After moving to Fox News, covering the Supreme Court in 2004, she faced a rocky transition. “I felt like I needed to be in total control and project total confidence,” she says, “but that alienated people.” After her bosses told her to lighten up the following year, “I decided to let my flaws out there a bit,” she says. “I have the humor of a 9-year-old boy, and sometimes I’ve had laughing fits on-air. Now I realize I am nowhere near perfect, and that is okay.” In 2006 she landed the anchor chair.
Yet she remains her harshest critic, especially now that she has a family. “She’s got the whole superwoman thing down, but she feels that guilt that a lot of working mothers have,” says husband Brunt, 41, whom she wed in 2008. “If she ever misses something funny that the kids say or do, she really beats herself up.” While Kelly says she would never quit her job, “I always feel like I want more time with my kids,” she admits. “But I reject the notion that you can’t have it all.
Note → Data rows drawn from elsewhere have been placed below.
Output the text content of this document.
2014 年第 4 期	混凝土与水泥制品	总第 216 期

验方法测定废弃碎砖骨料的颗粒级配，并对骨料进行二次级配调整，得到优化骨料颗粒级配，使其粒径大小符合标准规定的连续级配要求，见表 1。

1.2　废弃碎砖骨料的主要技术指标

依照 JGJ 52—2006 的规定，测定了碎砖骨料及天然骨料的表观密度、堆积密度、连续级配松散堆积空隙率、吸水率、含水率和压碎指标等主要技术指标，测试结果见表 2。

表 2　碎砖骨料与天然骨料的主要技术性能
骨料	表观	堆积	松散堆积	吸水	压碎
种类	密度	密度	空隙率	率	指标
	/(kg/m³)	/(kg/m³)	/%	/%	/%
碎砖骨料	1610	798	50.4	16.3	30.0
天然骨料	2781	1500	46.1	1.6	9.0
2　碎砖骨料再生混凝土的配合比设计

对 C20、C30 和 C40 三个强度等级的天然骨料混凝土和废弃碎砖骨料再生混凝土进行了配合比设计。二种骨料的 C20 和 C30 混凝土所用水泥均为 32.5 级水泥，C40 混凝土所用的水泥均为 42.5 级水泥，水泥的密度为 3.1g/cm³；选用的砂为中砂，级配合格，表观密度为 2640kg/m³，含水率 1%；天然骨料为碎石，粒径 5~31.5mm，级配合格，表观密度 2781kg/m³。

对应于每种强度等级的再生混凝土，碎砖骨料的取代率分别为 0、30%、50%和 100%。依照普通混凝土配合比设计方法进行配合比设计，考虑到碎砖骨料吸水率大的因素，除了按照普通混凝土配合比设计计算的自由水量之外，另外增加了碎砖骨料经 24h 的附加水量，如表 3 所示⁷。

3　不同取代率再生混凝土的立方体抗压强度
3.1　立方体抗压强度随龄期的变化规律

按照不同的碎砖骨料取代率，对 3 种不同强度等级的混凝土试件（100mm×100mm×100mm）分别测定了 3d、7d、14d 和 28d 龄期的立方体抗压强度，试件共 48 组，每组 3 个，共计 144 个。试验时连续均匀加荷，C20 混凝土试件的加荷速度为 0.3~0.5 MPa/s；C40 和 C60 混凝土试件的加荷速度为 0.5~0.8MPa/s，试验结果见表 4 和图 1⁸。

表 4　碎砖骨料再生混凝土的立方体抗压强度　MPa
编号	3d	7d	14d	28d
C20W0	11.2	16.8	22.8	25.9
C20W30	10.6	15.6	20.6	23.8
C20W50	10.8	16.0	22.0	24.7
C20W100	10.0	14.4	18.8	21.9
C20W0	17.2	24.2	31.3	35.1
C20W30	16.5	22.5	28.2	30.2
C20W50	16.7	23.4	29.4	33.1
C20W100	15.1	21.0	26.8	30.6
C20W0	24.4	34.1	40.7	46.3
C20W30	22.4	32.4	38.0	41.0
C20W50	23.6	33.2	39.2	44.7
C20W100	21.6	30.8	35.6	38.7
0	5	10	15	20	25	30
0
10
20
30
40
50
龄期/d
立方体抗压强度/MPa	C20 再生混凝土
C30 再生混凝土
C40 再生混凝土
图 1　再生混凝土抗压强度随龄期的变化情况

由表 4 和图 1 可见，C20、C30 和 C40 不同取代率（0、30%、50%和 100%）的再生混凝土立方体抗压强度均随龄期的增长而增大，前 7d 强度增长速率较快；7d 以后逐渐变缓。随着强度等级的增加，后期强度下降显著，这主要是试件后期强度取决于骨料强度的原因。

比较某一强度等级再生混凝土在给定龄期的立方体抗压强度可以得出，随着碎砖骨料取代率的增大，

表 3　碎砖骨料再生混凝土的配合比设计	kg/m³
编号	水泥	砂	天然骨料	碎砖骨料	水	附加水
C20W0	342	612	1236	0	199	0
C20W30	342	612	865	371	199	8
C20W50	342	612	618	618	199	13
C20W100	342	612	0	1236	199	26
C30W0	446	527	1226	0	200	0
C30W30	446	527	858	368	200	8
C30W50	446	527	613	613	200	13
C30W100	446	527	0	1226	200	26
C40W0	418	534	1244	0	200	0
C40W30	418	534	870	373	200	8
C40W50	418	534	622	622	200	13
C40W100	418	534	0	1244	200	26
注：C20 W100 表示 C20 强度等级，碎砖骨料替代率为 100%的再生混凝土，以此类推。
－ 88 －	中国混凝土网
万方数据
I think you can: just not necessarily in abundance.”
Which means taking multitasking to the next level. Kelly wakes up at 6 a.m. with her kids and reads the morning news during playtime, squeezes in date nights after her weekly appearances on The O’Reilly Factor and takes her family along on business trips, like the Iowa caucus. “I get to spend extra time with them that way,” she says. “I’m not doing it to try to prove a point. I’m doing it because I’m committed to the job, but my family still comes first.”